Kliksumatera.com, MUSIRAWAS- Dana Bantuan Langsung Tunai (BLT) sebesar Rp 600 ribu di Desa Pelawe diduga disunat. Sehingga dana yang sampai ke penerima jumlahnya bervariasi antara Rp 125-140 ribu.
Pemotongan ini pun dilaporkan warga melalui Forum Komunikasi Masyarakat Pelawe (FKMP) ke Polres Musirawas, Senin (05/10/2020).
Puluhan warga Pelawe mendatangi Mapolres Lubuklinggau dengan membentangkan karton bertuliskan protes adanya pemotongan dana BLT Rp 600 ribu dan meminta aparat penegak hukum mengusut tuntas pemotongan tersebut.
Setidaknya terdapat 20 orang penerima BLT Rp 600 ribu yang menandatangani pernyataan bermaterai bahwa dari program bantuan Covid-19 tersebut mereka hanya menerima Rp 125-140 ribu.
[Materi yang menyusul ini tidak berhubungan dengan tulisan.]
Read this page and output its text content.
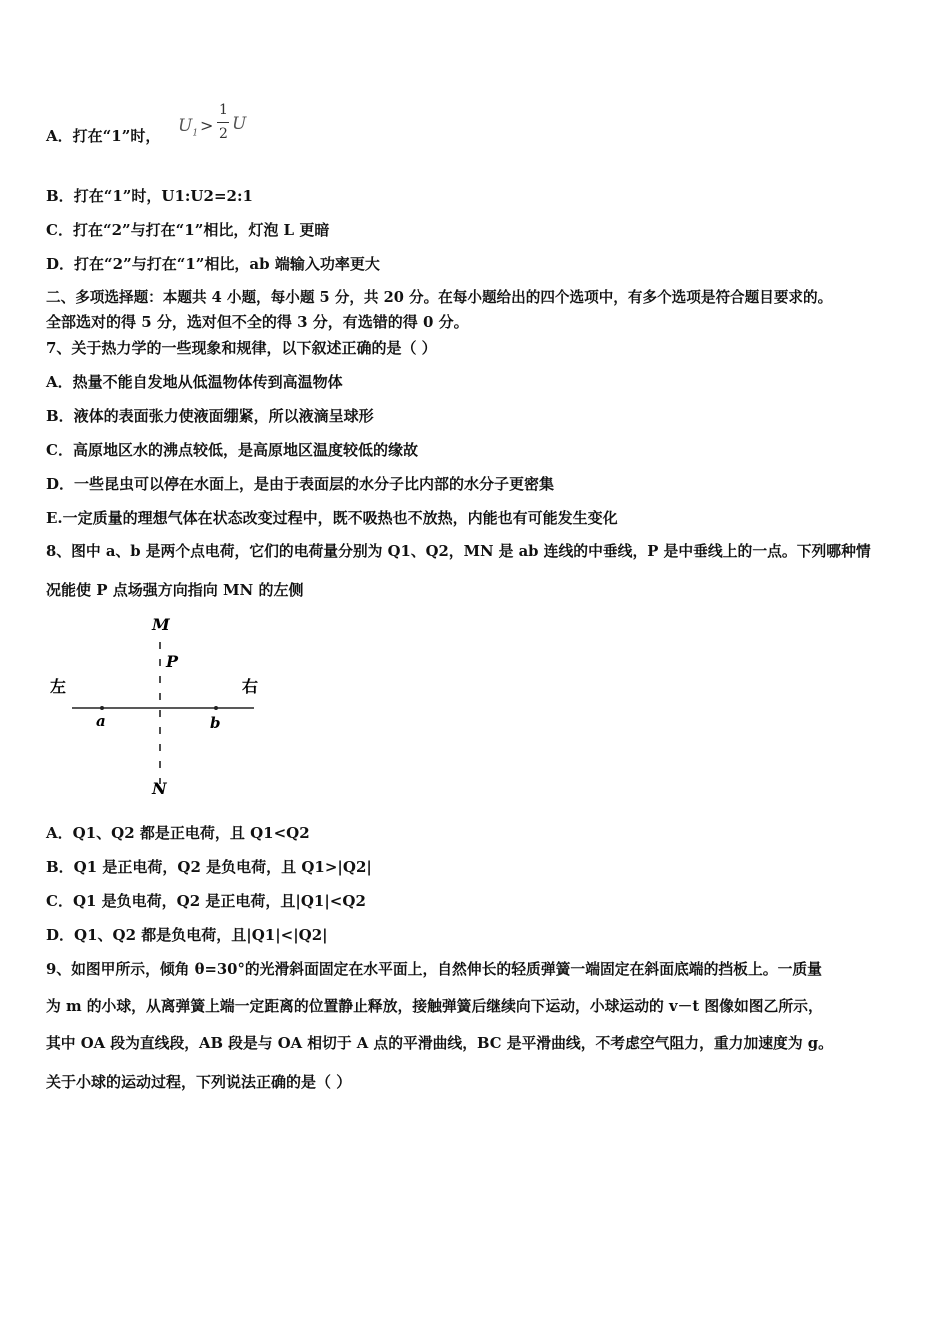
A．打在“1”时， $U_1$ >
1
2 U
B．打在“1”时，U1:U2=2:1
C．打在“2”与打在“1”相比，灯泡 L 更暗
D．打在“2”与打在“1”相比，ab 端输入功率更大
二、多项选择题：本题共 4 小题，每小题 5 分，共 20 分。在每小题给出的四个选项中，有多个选项是符合题目要求的。
全部选对的得 5 分，选对但不全的得 3 分，有选错的得 0 分。
7、关于热力学的一些现象和规律，以下叙述正确的是（ ）
A．热量不能自发地从低温物体传到高温物体
B．液体的表面张力使液面绷紧，所以液滴呈球形
C．高原地区水的沸点较低，是高原地区温度较低的缘故
D．一些昆虫可以停在水面上，是由于表面层的水分子比内部的水分子更密集
E.一定质量的理想气体在状态改变过程中，既不吸热也不放热，内能也有可能发生变化
8、图中 a、b 是两个点电荷，它们的电荷量分别为 Q1、Q2，MN 是 ab 连线的中垂线，P 是中垂线上的一点。下列哪种情
况能使 P 点场强方向指向 MN 的左侧
M
P
左	右
a	b
N
A．Q1、Q2 都是正电荷，且 Q1<Q2
B．Q1 是正电荷，Q2 是负电荷，且 Q1>|Q2|
C．Q1 是负电荷，Q2 是正电荷，且|Q1|<Q2
D．Q1、Q2 都是负电荷，且|Q1|<|Q2|
9、如图甲所示，倾角 θ=30°的光滑斜面固定在水平面上，自然伸长的轻质弹簧一端固定在斜面底端的挡板上。一质量
为 m 的小球，从离弹簧上端一定距离的位置静止释放，接触弹簧后继续向下运动，小球运动的 v－t 图像如图乙所示，
其中 OA 段为直线段，AB 段是与 OA 相切于 A 点的平滑曲线，BC 是平滑曲线，不考虑空气阻力，重力加速度为 g。
关于小球的运动过程，下列说法正确的是（ ）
Dalam surat resmi FKMP yang ditandatangani warga serta dibubuhi tanda tangan Ketua dan Sekretaris FKMP, Muhamad Isa dan Wili.
Surat ini pun ditembuskan ke Presiden RI, Joko Widodo, Kapolri, Kejagung, Kemendes, Kapolda, Bupati Mura, Kapolres Mura, dan Camat BTS Ulu.
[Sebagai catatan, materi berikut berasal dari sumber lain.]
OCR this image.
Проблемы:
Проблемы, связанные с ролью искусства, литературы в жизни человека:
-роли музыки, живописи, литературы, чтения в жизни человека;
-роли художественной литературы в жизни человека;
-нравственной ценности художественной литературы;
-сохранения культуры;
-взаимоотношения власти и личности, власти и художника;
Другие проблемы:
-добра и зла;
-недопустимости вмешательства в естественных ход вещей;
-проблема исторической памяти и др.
Kenni SH selaku pendamping warga Pelawe menyatakan bahwa persoalan dana BLT yang harusnya diterima warga Rp 600 ribu namun kenyataannya hanya antara Rp 125- 140 ribu telah dilaporkan langsung oleh warga ke Mapolres Lubuklinggau. “Tadi Pak Kasat ngomong dalam waktu dekat akan memanggil pihak desa,” pungkasnya.